In 1936, together with Herbert Read, Roland Penrose, and André Breton, Jennings helped organize the “First Surrealist Exhibition” in London. Even his work in cinema was influenced by the new artistic currents; his methods do not simply distort one’s sensory perception but offer new mental associations that enable one to see and imagine unpredictably. Among his most renown works from the war period were the documentaries Words for Battle (1941), Listen to Britain (1942), and Fires Were Started (1943).

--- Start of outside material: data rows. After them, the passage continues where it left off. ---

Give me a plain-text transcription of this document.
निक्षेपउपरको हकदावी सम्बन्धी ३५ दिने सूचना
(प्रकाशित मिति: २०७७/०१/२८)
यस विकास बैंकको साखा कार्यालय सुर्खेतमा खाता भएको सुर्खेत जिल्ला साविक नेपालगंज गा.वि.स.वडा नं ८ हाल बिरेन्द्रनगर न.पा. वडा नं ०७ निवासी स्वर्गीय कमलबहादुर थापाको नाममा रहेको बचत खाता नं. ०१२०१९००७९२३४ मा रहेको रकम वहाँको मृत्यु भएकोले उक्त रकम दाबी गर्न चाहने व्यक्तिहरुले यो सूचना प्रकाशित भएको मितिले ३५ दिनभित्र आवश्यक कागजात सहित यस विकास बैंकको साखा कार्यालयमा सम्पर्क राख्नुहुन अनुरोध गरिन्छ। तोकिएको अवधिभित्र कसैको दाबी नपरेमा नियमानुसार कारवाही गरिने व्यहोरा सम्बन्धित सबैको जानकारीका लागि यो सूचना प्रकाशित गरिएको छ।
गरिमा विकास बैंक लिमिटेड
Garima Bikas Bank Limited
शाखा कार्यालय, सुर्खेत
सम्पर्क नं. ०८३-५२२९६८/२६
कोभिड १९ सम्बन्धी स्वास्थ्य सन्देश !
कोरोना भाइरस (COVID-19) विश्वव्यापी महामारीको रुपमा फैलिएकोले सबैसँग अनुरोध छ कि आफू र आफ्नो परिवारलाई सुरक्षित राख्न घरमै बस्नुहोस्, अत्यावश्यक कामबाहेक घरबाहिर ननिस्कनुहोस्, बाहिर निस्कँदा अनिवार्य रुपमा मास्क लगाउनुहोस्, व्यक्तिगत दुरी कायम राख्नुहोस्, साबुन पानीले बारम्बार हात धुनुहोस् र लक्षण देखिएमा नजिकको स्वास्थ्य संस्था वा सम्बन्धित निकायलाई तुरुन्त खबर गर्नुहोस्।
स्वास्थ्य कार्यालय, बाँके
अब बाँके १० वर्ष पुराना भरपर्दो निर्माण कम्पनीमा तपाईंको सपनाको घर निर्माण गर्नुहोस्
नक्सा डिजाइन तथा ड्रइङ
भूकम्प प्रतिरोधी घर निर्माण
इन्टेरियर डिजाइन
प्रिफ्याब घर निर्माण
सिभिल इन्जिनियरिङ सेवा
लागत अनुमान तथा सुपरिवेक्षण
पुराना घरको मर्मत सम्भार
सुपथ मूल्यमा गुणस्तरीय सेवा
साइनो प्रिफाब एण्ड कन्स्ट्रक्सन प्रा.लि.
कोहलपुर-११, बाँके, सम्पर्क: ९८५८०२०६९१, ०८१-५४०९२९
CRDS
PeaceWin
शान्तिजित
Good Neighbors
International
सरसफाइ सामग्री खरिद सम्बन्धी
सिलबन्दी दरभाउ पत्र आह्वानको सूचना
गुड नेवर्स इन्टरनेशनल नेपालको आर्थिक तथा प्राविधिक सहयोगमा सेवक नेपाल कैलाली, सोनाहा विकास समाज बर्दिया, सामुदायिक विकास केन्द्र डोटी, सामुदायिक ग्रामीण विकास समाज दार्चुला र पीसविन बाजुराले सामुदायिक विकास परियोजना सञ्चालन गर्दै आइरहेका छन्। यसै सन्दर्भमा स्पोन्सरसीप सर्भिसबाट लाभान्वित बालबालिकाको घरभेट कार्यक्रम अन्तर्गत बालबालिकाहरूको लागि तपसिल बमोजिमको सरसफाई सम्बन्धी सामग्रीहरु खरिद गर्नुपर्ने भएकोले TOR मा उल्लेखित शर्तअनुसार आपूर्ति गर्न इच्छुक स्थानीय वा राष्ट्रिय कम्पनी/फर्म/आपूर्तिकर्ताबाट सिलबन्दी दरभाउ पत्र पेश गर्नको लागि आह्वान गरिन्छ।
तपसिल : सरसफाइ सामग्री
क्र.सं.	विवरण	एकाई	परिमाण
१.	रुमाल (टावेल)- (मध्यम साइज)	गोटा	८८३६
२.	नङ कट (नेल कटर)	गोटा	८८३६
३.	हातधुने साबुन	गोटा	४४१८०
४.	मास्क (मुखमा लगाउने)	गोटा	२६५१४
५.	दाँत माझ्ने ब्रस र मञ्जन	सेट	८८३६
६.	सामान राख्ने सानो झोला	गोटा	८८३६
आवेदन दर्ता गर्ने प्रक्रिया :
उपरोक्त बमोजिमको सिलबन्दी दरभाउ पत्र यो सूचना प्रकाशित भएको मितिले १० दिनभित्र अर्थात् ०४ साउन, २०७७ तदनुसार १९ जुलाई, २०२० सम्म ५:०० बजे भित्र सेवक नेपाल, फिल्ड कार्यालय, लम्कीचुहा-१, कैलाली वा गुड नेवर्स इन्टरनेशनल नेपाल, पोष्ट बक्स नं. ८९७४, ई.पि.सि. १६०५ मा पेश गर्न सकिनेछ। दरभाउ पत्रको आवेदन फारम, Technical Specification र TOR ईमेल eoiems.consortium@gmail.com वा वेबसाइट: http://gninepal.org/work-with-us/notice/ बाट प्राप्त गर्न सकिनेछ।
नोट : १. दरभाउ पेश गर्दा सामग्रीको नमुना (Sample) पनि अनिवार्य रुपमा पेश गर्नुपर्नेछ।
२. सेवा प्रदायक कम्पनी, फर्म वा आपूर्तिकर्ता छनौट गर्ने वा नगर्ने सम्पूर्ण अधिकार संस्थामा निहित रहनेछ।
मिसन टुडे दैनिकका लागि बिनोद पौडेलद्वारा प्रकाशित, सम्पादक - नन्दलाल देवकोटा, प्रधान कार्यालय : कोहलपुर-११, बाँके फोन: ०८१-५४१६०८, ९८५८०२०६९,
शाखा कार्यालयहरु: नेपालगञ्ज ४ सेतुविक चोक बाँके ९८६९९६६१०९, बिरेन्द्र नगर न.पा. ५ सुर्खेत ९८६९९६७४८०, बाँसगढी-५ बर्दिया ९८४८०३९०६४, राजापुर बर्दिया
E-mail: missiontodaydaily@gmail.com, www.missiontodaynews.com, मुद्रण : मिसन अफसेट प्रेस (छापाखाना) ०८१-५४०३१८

His photographic and pictorial production are of extreme importance, namely due to his use of collage. In juxtaposing contrary elements not normally found in the same place, Jennings achieves the surprising effects of irony, disorientation, and novelty: the physical proximity makes the differences in media even more marked, while the differences in environment―where the objects usually belong―reinforce the disparity. Master of collage, Jennings even experimented with the technique in a peculiar written form, publishing in Contemporary Poetry and Prose various “Reports” in which references are based in meta-history, or even freestyle linguistics in which verb tenses follow no coherent logic. In 1950, Jennings died in Poros, Greece by falling from cliffs whilst filming the location for a new documentary.